On Friday, Finance Minister Bill English said baseline budget spending had increased by 45 per cent since 2005 and the economy had grown by 15 per cent.

"This kind of rampant spending growth is unsustainable and cannot continue," he said.

Dr Brash told the Herald last night the Ministers of Finance and Economic Development had asked the taskforce to "give its best professional judgment and leave political considerations to one side".

"That's what we have done."

He told the Deloitte/Management Top 200 awards last week that there was no way the gap with Australia would be closed if New Zealand continued the way it was going.

"That is absolutely clear and a very great deal hangs on us not following that track."

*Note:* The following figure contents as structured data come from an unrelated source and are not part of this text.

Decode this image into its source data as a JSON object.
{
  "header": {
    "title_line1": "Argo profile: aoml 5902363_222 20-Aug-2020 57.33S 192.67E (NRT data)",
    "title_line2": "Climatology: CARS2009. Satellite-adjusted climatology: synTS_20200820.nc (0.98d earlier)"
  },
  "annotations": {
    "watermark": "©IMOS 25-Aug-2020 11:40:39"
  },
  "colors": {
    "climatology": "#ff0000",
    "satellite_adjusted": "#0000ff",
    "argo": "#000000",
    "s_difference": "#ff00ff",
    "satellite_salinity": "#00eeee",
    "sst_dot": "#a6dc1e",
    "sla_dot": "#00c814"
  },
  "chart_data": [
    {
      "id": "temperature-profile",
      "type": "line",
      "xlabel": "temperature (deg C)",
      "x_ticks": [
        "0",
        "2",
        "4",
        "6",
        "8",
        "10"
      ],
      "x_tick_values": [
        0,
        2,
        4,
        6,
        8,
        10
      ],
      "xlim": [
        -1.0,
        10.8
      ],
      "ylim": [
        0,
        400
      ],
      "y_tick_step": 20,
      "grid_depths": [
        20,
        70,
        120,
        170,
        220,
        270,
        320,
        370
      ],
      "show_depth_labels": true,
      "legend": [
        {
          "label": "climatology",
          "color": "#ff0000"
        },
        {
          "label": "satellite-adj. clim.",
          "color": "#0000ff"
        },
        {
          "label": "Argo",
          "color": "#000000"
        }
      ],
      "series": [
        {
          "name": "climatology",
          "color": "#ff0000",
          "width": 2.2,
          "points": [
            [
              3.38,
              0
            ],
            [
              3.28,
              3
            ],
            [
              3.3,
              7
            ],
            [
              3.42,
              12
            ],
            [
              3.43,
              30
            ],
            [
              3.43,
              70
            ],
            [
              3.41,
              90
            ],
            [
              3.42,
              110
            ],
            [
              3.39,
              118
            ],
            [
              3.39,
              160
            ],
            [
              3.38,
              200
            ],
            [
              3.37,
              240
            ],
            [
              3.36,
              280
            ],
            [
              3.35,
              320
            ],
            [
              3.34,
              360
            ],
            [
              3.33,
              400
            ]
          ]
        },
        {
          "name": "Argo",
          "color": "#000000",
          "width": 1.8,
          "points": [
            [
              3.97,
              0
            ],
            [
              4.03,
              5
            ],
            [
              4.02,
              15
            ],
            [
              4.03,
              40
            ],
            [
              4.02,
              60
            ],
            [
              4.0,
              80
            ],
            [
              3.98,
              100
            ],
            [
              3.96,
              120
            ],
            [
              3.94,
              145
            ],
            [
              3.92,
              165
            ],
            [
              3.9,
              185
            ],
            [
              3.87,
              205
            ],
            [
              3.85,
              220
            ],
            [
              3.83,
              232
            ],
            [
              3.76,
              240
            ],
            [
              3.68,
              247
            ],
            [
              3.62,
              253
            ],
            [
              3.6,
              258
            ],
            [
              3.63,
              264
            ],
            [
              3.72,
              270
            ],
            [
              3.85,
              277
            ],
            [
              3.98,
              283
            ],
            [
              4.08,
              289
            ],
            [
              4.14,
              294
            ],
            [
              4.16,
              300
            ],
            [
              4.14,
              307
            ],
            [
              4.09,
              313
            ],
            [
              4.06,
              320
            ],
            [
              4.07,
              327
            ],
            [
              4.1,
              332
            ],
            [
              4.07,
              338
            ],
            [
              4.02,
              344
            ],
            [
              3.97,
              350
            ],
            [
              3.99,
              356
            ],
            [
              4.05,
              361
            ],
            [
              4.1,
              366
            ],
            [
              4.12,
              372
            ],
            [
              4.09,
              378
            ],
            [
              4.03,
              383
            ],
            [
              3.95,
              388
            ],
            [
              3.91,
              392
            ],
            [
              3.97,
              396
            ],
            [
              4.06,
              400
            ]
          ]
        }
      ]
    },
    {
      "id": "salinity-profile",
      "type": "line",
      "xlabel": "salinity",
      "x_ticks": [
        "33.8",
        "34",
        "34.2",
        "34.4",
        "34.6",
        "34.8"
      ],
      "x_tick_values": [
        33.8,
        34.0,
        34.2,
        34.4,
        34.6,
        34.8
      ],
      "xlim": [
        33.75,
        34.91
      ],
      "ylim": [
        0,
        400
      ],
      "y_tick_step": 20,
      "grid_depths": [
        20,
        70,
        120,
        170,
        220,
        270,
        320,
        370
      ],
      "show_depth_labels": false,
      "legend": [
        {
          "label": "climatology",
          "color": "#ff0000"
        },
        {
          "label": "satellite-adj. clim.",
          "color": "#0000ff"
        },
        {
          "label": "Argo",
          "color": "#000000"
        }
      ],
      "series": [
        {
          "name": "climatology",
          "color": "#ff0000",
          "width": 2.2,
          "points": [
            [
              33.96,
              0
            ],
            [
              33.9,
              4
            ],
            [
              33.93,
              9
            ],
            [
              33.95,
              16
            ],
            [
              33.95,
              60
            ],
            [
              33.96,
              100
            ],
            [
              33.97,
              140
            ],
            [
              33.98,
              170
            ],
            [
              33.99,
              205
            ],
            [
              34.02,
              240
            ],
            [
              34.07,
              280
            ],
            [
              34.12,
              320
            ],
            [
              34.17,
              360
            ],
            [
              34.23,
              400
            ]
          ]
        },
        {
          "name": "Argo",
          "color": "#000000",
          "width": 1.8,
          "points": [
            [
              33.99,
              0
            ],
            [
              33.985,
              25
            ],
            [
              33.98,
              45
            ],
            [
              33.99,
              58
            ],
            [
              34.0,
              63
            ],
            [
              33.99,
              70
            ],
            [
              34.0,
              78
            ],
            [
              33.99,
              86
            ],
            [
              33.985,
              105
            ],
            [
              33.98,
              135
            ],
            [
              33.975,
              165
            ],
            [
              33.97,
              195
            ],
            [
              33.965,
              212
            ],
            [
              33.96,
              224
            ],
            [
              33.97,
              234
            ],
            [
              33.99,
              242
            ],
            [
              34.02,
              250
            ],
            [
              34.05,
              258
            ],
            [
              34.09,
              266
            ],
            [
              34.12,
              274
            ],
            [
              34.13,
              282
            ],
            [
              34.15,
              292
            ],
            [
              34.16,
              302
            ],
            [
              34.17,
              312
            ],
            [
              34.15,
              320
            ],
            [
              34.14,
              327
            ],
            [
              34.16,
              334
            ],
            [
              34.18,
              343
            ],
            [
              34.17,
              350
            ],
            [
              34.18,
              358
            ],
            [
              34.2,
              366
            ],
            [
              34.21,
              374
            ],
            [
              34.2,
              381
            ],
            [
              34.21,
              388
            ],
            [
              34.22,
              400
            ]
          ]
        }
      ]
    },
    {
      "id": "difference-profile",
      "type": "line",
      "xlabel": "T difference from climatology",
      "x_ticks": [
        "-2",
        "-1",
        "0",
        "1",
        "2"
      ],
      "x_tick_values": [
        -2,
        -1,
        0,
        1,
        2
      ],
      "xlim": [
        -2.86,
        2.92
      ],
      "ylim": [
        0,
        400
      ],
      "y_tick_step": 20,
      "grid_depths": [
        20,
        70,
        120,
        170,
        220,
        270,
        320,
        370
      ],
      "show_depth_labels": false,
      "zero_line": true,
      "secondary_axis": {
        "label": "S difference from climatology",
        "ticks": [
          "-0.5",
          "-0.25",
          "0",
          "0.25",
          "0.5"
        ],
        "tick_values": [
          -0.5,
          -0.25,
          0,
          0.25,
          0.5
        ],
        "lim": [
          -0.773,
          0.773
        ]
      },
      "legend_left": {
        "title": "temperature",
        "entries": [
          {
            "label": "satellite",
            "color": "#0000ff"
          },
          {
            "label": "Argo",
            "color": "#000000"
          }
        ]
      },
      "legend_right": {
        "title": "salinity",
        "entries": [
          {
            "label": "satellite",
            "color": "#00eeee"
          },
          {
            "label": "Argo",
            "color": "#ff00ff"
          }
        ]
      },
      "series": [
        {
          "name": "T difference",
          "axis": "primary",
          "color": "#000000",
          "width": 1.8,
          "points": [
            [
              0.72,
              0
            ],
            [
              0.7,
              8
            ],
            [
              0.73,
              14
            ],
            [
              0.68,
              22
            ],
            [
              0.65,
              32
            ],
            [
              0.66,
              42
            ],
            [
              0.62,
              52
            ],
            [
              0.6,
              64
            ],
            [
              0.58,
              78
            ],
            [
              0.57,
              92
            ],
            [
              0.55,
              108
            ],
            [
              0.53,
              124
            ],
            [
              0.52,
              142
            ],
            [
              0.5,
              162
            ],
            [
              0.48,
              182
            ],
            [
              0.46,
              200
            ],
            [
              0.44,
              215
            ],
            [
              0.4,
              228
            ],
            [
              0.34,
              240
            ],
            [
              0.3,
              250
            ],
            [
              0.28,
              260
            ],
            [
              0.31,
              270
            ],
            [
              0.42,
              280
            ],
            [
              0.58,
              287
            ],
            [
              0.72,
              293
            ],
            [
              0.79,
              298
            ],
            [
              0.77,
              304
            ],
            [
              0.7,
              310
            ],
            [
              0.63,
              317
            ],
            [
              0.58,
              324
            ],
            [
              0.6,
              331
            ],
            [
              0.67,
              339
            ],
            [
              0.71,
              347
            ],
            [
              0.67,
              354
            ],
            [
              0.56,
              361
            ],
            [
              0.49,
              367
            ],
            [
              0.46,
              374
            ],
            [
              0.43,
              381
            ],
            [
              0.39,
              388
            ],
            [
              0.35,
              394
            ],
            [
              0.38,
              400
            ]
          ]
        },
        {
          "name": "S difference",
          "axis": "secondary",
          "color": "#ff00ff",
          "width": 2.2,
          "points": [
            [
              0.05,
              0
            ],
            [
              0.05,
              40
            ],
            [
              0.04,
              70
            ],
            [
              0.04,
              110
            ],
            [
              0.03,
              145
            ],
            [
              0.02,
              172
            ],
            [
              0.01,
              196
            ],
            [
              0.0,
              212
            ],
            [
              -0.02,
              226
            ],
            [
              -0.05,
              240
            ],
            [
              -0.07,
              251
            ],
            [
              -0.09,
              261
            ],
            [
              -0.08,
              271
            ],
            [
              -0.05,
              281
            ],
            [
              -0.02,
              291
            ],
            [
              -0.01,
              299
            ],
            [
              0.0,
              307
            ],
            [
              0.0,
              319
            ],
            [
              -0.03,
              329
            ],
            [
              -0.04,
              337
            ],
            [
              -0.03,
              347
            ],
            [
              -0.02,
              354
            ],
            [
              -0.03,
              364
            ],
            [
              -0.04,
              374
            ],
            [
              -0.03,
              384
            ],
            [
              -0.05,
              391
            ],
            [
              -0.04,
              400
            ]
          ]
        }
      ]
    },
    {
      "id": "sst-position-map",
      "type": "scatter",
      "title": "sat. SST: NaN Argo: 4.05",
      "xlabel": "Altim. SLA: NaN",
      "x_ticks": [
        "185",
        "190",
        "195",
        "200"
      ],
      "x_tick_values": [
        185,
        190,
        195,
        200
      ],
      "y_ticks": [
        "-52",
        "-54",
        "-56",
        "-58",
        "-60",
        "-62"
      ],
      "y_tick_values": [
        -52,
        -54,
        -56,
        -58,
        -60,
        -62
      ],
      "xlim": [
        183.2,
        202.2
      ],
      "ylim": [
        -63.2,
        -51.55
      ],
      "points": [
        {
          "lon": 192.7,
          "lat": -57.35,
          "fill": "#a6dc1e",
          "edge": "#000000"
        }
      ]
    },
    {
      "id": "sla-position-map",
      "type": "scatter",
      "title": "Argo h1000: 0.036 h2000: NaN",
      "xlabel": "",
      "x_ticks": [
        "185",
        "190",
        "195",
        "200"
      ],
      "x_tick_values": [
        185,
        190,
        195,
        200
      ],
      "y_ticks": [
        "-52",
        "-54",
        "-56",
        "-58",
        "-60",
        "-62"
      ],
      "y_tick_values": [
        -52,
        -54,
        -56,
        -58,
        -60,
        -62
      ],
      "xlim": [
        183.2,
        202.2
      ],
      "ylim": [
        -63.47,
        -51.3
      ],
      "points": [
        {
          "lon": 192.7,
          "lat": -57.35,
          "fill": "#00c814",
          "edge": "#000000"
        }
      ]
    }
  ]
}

It is understood the taskforce believes its recommendations will boost investment, create new dynamism in the economy and excite New Zealanders about their future.

The taskforce's political sponsors, Mr English and Act leader Rodney Hide, hand-picked its members - Mr Brash, former Labour finance minister David Caygill, Icebreaker Traffic tax in catch-up plan

chief executive Jeremy Moon, Australian Productivity Commission member Judith Sloan, and Capital Economics director Bryce Wilkinson.

The taskforce is also understood to have recommended against introducing a capital gains tax on property - one of the issues examined by the Taxation Working Group.

But it is expected to recommend the Government takes a much tougher approach to capital investment so it does not waste taxpayers' money on loss-making assets.

And it will encourage the sale of state-owned enterprises operating in competitive markets - such as TVNZ and power generators Mighty River Power, Genesis Energy and Meridian Energy. It is also expected to favour the commercialisation of the Crown's mineral assets.


Main recommendations will include:

* Introducing congestion charges in cities, beginning with central Auckland.
* Wiping interest-free student loans and instead offering them at market rates.
* Subjecting the current 20 hours' free childcare allowance to means testing.
* Keeping National Superannuation as a universal scheme, but gradually increasing the age of eligibility.